Fondation Jean Piaget

Les échanges de valeurs juridiques

Le droit non-codifié
Le droit codifié


Le droit non-codifié

Piaget commence par clarifier ce qu’il convient d’entendre par la notion de droit. Il rappelle à ce sujet deux grandes conceptions des fondements du droit, l’une qui considère l’état comme la source du juridique, l’autre qui affirme l’existence d’un droit "naturel" ou d’un droit coutumier, indépendant de l’état. Piaget admet ces deux sortes de droit.

Il veut bien aussi que, comme le font certains juristes, le droit naturel soit inclus dans le domaine moral; mais en ce cas, ajoute-t-il, il convient de distinguer deux domaines dans la morale, celui qui traite des rapports désintéressés, et celui qui traite des rapports juridiques ou déontologiques non codifiés, qui a sa source dans des accords ou des conventions interindividuels. Dans le second cas, contrairement au premier, chaque individu engagé dans l’échange social défend son propre intérêt.

C’est cette sorte de droit informel que Piaget a observé lors de son étude sur l’acceptation des règles du jeu de billes chez les enfants (JP32).
    L’enfant qui a acquis les conduites socialement réglées du jeu sait très bien que ses partenaires ont le droit de réclamer leur dû auprès de lui, comme il sait très bien que les règles du jeu l’autorisent à demander à autrui les billes qu’il a gagnées, et que celui-ci est tenu de les lui donner. En cas de non respect des règles du jeu, des délibérations s’élèvent entre les partenaires, qui peuvent conduire jusqu’à l’exclusion d’un joueur ou à l’arrêt du jeu, etc.
L’examen du type de rapport caractéristique du droit déontologique ou non-codifié montre que les normes plus ou moins explicites qui y agissent ont pour fonction de conserver les valeurs intervenant dans l’échange.

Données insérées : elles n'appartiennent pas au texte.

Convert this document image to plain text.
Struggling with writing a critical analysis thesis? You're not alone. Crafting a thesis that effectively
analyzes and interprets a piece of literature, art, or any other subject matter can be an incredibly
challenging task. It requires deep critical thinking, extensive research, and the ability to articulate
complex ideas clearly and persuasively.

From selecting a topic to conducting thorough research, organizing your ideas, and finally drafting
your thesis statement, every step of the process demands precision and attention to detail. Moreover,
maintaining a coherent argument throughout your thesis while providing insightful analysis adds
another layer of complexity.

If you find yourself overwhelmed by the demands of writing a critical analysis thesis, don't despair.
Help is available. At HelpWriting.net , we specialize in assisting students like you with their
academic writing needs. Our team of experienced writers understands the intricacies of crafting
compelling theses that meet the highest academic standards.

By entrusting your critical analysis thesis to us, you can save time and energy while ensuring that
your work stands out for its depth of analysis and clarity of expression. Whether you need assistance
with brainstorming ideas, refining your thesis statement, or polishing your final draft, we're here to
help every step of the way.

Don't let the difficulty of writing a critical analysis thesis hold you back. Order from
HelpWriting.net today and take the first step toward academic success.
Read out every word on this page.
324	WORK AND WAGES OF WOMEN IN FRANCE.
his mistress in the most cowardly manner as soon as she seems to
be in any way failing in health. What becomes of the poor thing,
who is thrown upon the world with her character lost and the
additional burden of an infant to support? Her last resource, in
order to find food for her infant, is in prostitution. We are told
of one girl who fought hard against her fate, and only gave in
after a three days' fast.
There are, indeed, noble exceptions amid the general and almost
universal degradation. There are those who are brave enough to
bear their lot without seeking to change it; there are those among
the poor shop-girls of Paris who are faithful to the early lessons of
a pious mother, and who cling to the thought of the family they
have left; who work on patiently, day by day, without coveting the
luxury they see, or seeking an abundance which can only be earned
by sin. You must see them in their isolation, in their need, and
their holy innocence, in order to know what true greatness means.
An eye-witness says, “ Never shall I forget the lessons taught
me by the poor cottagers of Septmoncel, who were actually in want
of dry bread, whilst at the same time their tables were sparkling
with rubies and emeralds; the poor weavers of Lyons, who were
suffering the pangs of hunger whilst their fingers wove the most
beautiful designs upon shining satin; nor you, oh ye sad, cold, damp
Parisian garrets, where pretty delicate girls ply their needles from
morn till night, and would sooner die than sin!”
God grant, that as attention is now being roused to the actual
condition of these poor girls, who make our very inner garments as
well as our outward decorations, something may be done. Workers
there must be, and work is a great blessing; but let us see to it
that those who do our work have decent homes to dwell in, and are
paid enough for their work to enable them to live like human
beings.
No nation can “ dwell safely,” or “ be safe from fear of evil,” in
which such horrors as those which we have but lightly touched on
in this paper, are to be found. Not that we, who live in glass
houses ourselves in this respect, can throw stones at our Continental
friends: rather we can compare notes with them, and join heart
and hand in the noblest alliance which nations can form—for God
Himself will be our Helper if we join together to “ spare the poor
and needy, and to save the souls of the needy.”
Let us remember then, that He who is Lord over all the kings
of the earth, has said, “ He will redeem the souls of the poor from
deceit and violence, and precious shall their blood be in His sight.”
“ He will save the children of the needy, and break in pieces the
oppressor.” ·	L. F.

Par exemple dans une transaction entre deux personnes A et B, le droit vA de A est reconnu par B, ce qui se traduit par l’acceptation d’une obligation tB chez ce dernier, qui dès lors acceptera (ou non) de réaliser la prestation rB qui permettra à A d’obtenir la satisfaction attendue sA.

Pour qu’il y ait équilibre dans les rapports de droit non-codifié qui s’établissent entre les deux personnes A et B, l’équation suivante doit être vérifiée: (vA = tB) + (tB = rB) + (rB = sA) = (sA = vA), avec vA et sA étant le droit et la satisfaction de A, et tB et rB l’obligation et la prestation de B.

Des déséquilibres surgissent au cours de l’échange lorsque cette équation n’est pas vérifiée, par exemple si l’un des partenaires ne reconnaît plus l’égalité entre un droit et l’obligation (si, donc, vA > tB ou vA < tB).

Deux conditions doivent être ainsi remplies pour que l’échange s’achève sans problème : que la satisfaction obtenue par A soit à la hauteur du droit qu’il avait acquis, et, donc, que la prestation fournie par B soit à la hauteur de l’obligation qui le liait à A.

Piaget ajoute enfin que les rapports de droit non-codifié qui s’établissent entre deux individus peuvent avoir lieu également entre un individu et une collectivité (et rien n’empêche, semble-t-il, à deux collectivités d’établir le même genre de rapports).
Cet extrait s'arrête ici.